STORY: The dam for a massive reservoir in southern Ukraine has been destroyed on a river that separates Russian and Ukrainian forces, surging floodwaters onto the battlefield, forcing villages to evacuate, and transforming the front line just as Ukraine appears to be carrying out its long-awaited counteroffensive.

Russia has controlled the Nova Kakhovka dam since early in the war although Ukrainian forces captured the northern side of the river last year.

Flooding had begun in some towns as of Tuesday morning.

The dam is 30 meters tall and once held back a reservoir 150 miles long, which supplies water to Crimea and the Zaporizhzhia nuclear plant, both of which are also under Russian control, although the U.N.'s nuclear watchdog says there's no immediate threat to the latter, and is monitoring the situation.

Both sides are blaming the other for the breach and neither has offered immediate evidence of their claims.

President Volodymyr Zelenskiy says Russian forces destroyed the dam from the inside in what he calls a deliberate war crime, and that about 80 settlements are in the flood zone.

The Ukrainian military says the objective was to prevent Ukrainian forces from attacking Russian troops on the other side of the river.

Russian-installed officials are giving conflicting accounts of what happened.

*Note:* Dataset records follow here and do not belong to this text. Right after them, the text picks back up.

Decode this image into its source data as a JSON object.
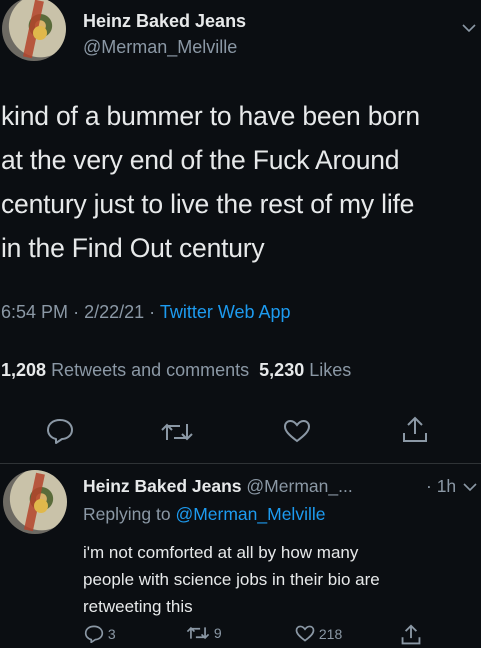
{
  "main_tweet": {
    "display_name": "Heinz Baked Jeans",
    "handle": "@Merman_Melville",
    "chevron_icon": "chevron-down-icon",
    "text_lines": [
      "kind of a bummer to have been born",
      "at the very end of the Fuck Around",
      "century just to live the rest of my life",
      "in the Find Out century"
    ],
    "time": "6:54 PM",
    "date": "2/22/21",
    "separator": "·",
    "source": "Twitter Web App",
    "retweets_count": "1,208",
    "retweets_label": "Retweets and comments",
    "likes_count": "5,230",
    "likes_label": "Likes",
    "actions": [
      "reply-icon",
      "retweet-icon",
      "like-icon",
      "share-icon"
    ]
  },
  "reply": {
    "display_name": "Heinz Baked Jeans",
    "handle": "@Merman_...",
    "time": "· 1h",
    "replying_to_label": "Replying to",
    "replying_to_handle": "@Merman_Melville",
    "text_lines": [
      "i'm not comforted at all by how many",
      "people with science jobs in their bio are",
      "retweeting this"
    ],
    "reply_count": "3",
    "retweet_count": "9",
    "like_count": "218"
  },
  "colors": {
    "background": "#0b0e12",
    "text": "#e7e9ea",
    "muted": "#8b98a5",
    "link": "#1d9bf0"
  }
}
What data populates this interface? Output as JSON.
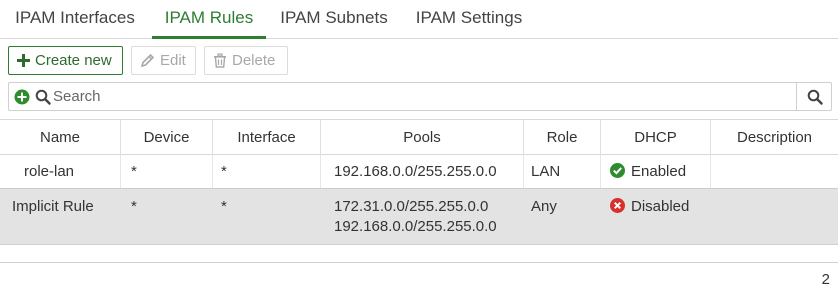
{
  "tabs": [
    {
      "label": "IPAM Interfaces",
      "active": false
    },
    {
      "label": "IPAM Rules",
      "active": true
    },
    {
      "label": "IPAM Subnets",
      "active": false
    },
    {
      "label": "IPAM Settings",
      "active": false
    }
  ],
  "toolbar": {
    "create_label": "Create new",
    "edit_label": "Edit",
    "delete_label": "Delete"
  },
  "search": {
    "placeholder": "Search"
  },
  "table": {
    "columns": [
      "Name",
      "Device",
      "Interface",
      "Pools",
      "Role",
      "DHCP",
      "Description"
    ],
    "rows": [
      {
        "name": "role-lan",
        "device": "*",
        "interface": "*",
        "pools": [
          "192.168.0.0/255.255.0.0"
        ],
        "role": "LAN",
        "dhcp": "Enabled",
        "dhcp_status_icon": "check-circle-icon",
        "description": ""
      },
      {
        "name": "Implicit Rule",
        "device": "*",
        "interface": "*",
        "pools": [
          "172.31.0.0/255.255.0.0",
          "192.168.0.0/255.255.0.0"
        ],
        "role": "Any",
        "dhcp": "Disabled",
        "dhcp_status_icon": "x-circle-icon",
        "description": ""
      }
    ]
  },
  "footer": {
    "count": "2"
  },
  "colors": {
    "accent": "#2e7d32",
    "enabled": "#2e8b2e",
    "disabled": "#d9302c",
    "selected_row": "#e3e3e3"
  }
}
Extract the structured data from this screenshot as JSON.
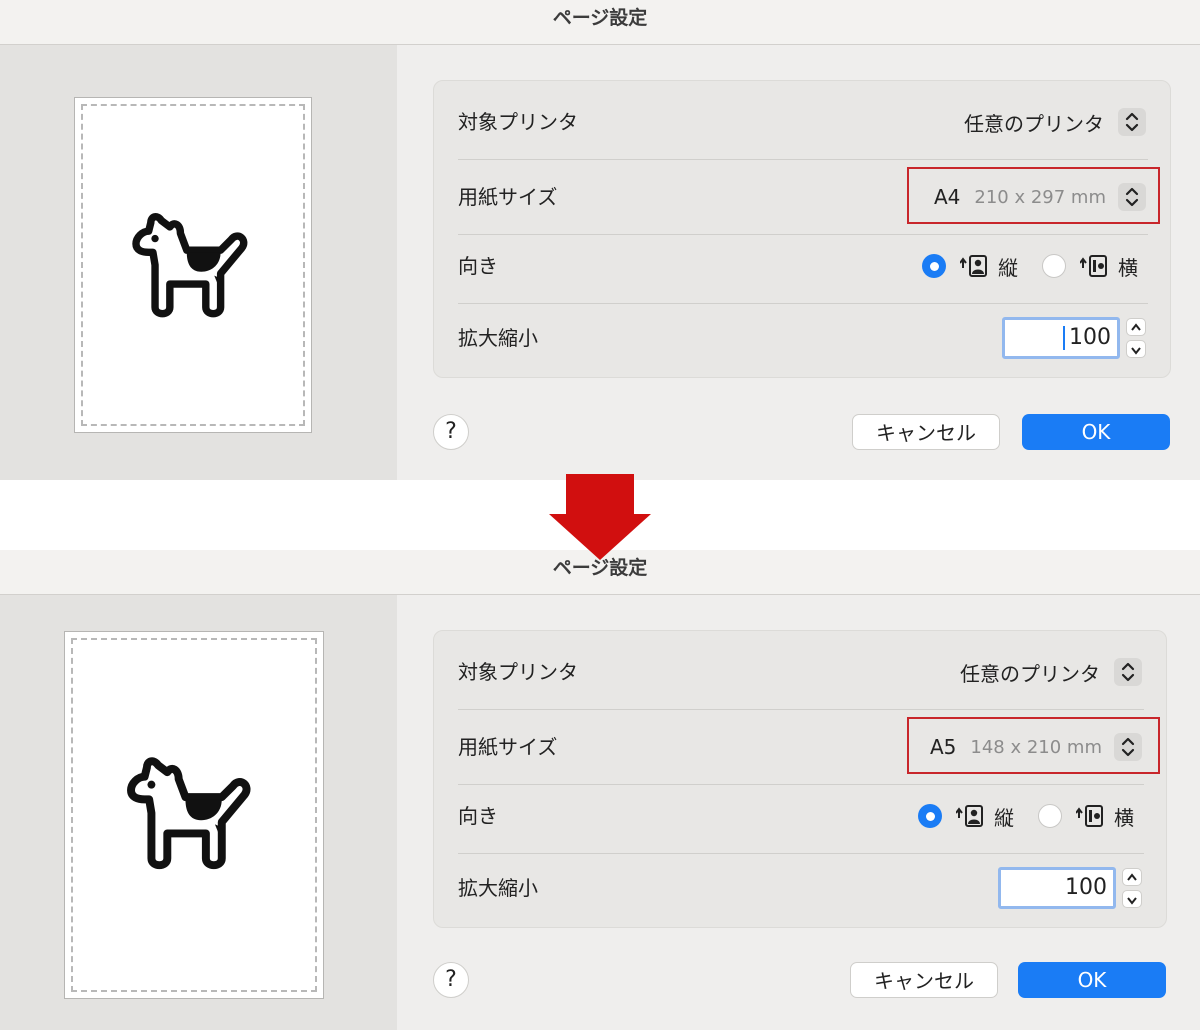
{
  "colors": {
    "accent": "#1a7cf5",
    "highlight": "#c8262b",
    "arrow": "#d10f0f"
  },
  "icons": [
    "dog-icon",
    "chevron-updown-icon",
    "portrait-orientation-icon",
    "landscape-orientation-icon",
    "down-arrow-icon",
    "help-icon"
  ],
  "before": {
    "title": "ページ設定",
    "printer_label": "対象プリンタ",
    "printer_value": "任意のプリンタ",
    "paper_label": "用紙サイズ",
    "paper_value": "A4",
    "paper_dims": "210 x 297 mm",
    "orientation_label": "向き",
    "portrait_label": "縦",
    "landscape_label": "横",
    "scale_label": "拡大縮小",
    "scale_value": "100",
    "help": "?",
    "cancel": "キャンセル",
    "ok": "OK"
  },
  "after": {
    "title": "ページ設定",
    "printer_label": "対象プリンタ",
    "printer_value": "任意のプリンタ",
    "paper_label": "用紙サイズ",
    "paper_value": "A5",
    "paper_dims": "148 x 210 mm",
    "orientation_label": "向き",
    "portrait_label": "縦",
    "landscape_label": "横",
    "scale_label": "拡大縮小",
    "scale_value": "100",
    "help": "?",
    "cancel": "キャンセル",
    "ok": "OK"
  }
}
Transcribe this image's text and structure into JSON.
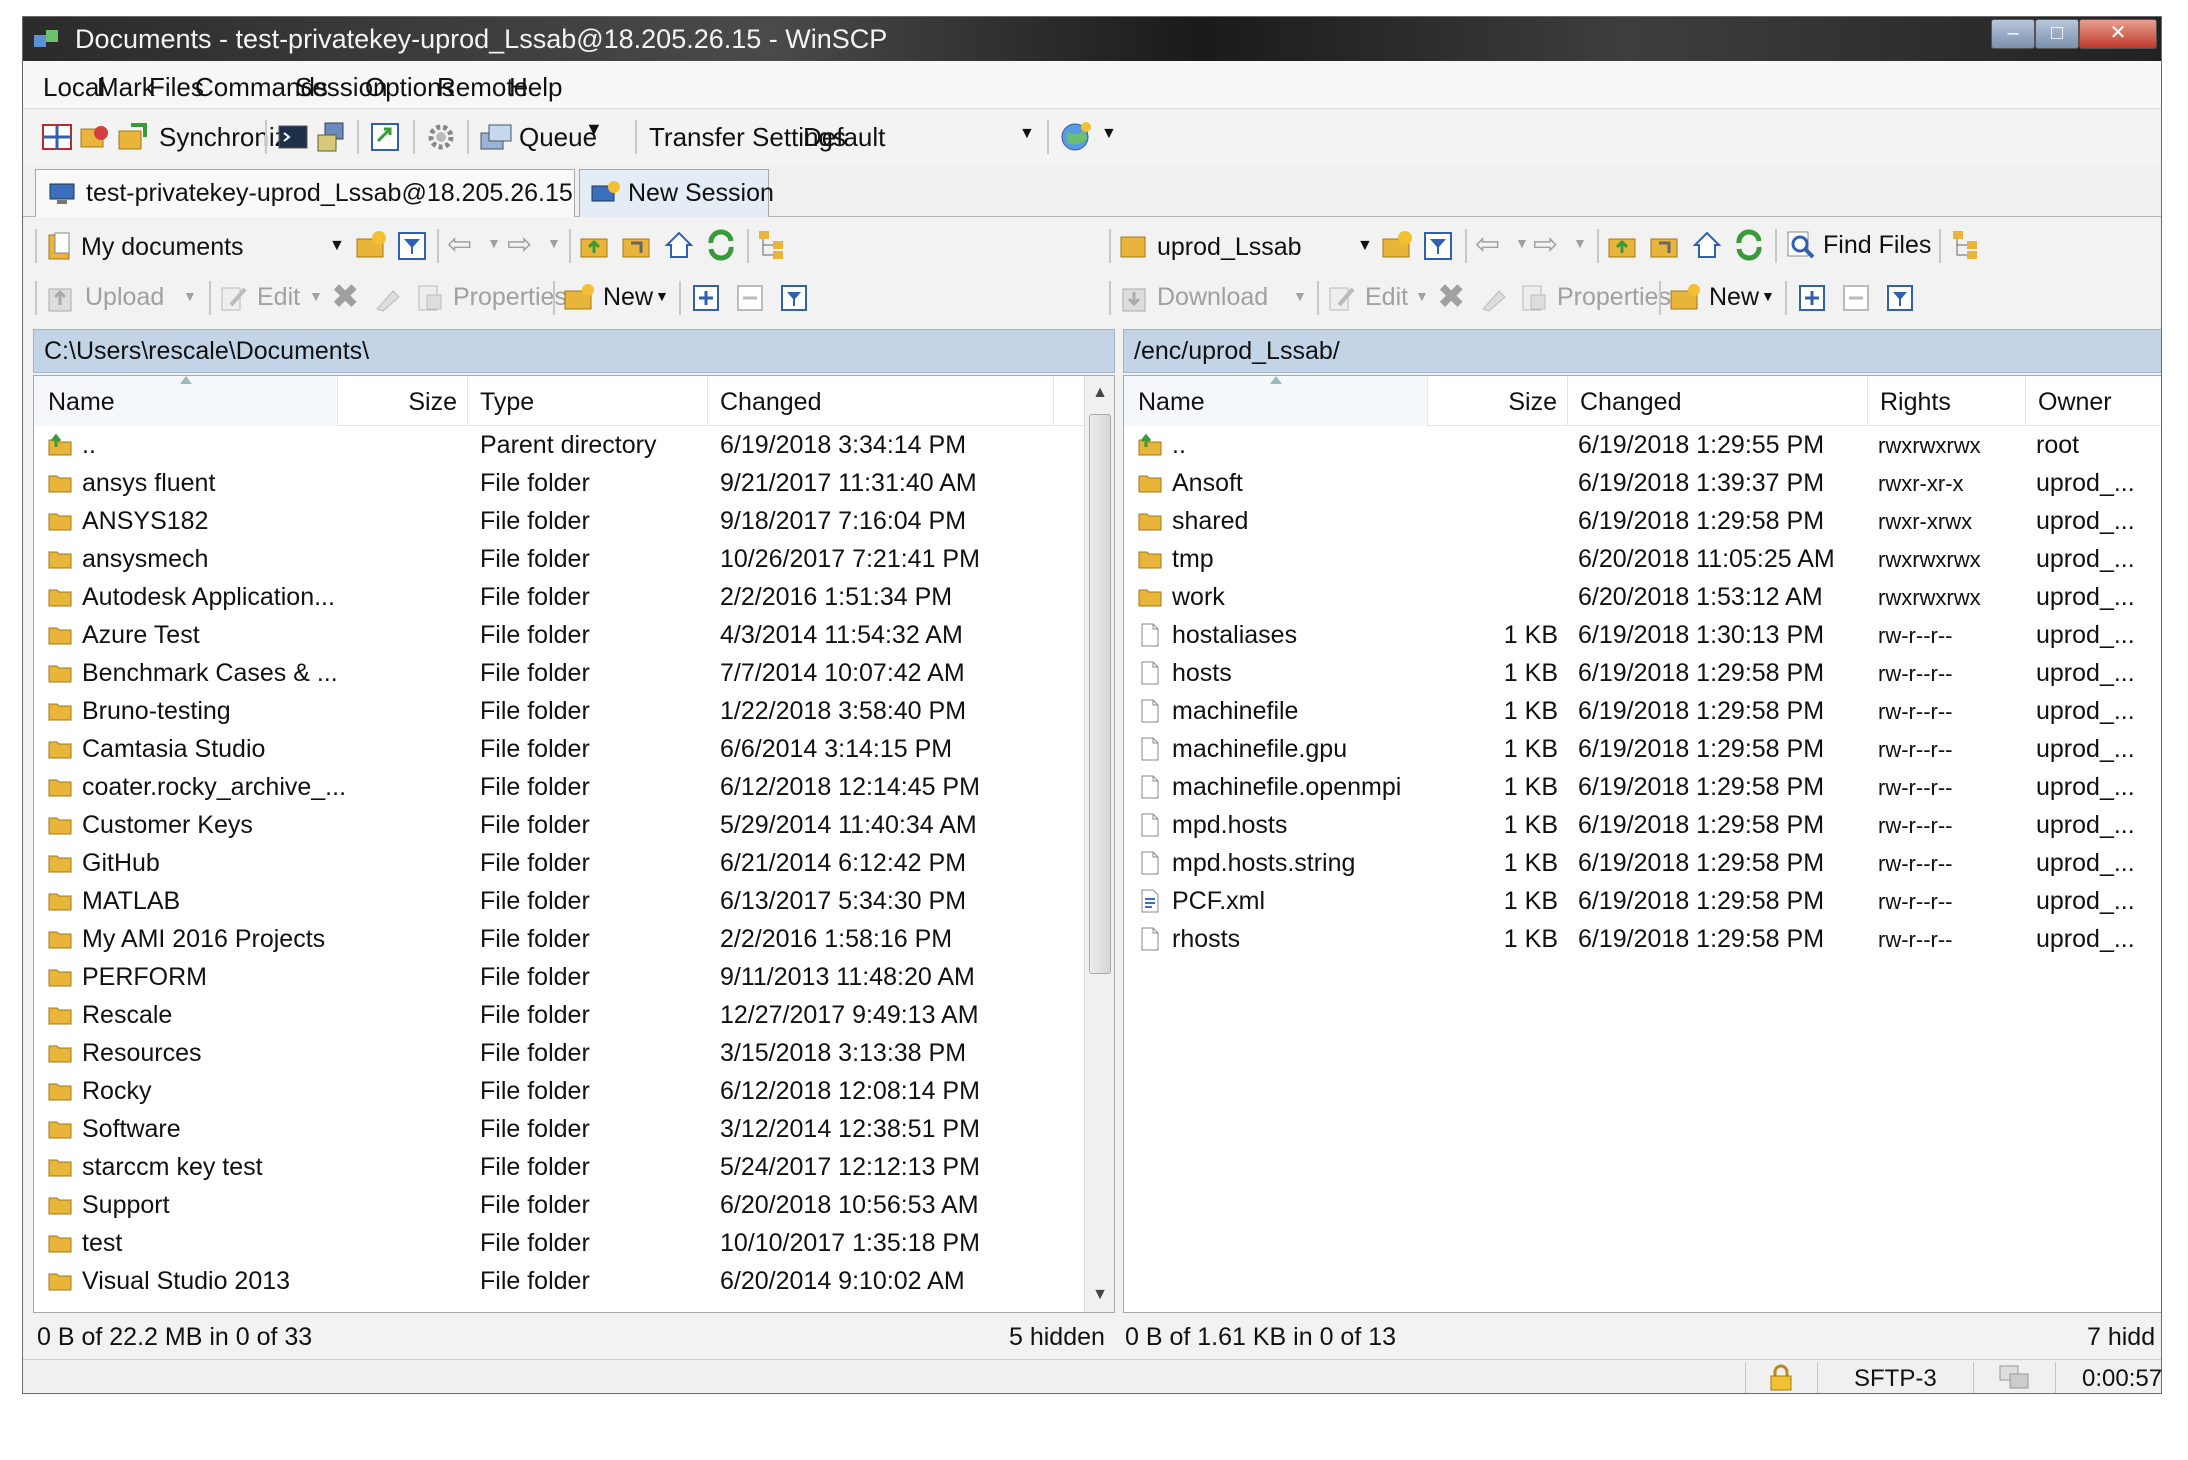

Some are blaming Ukrainian shelling. Others say the dam burst on its own.

This footage is from the Russian-installed head of the regional government.

Russian state media, quoting the Russian-installed governor, reported that 14 settlements were at risk in the Kherson region and 22,000 people.

The Kremlin says Ukraine sabotaged the plant to distract attention from what it calls its faltering counteroffensive.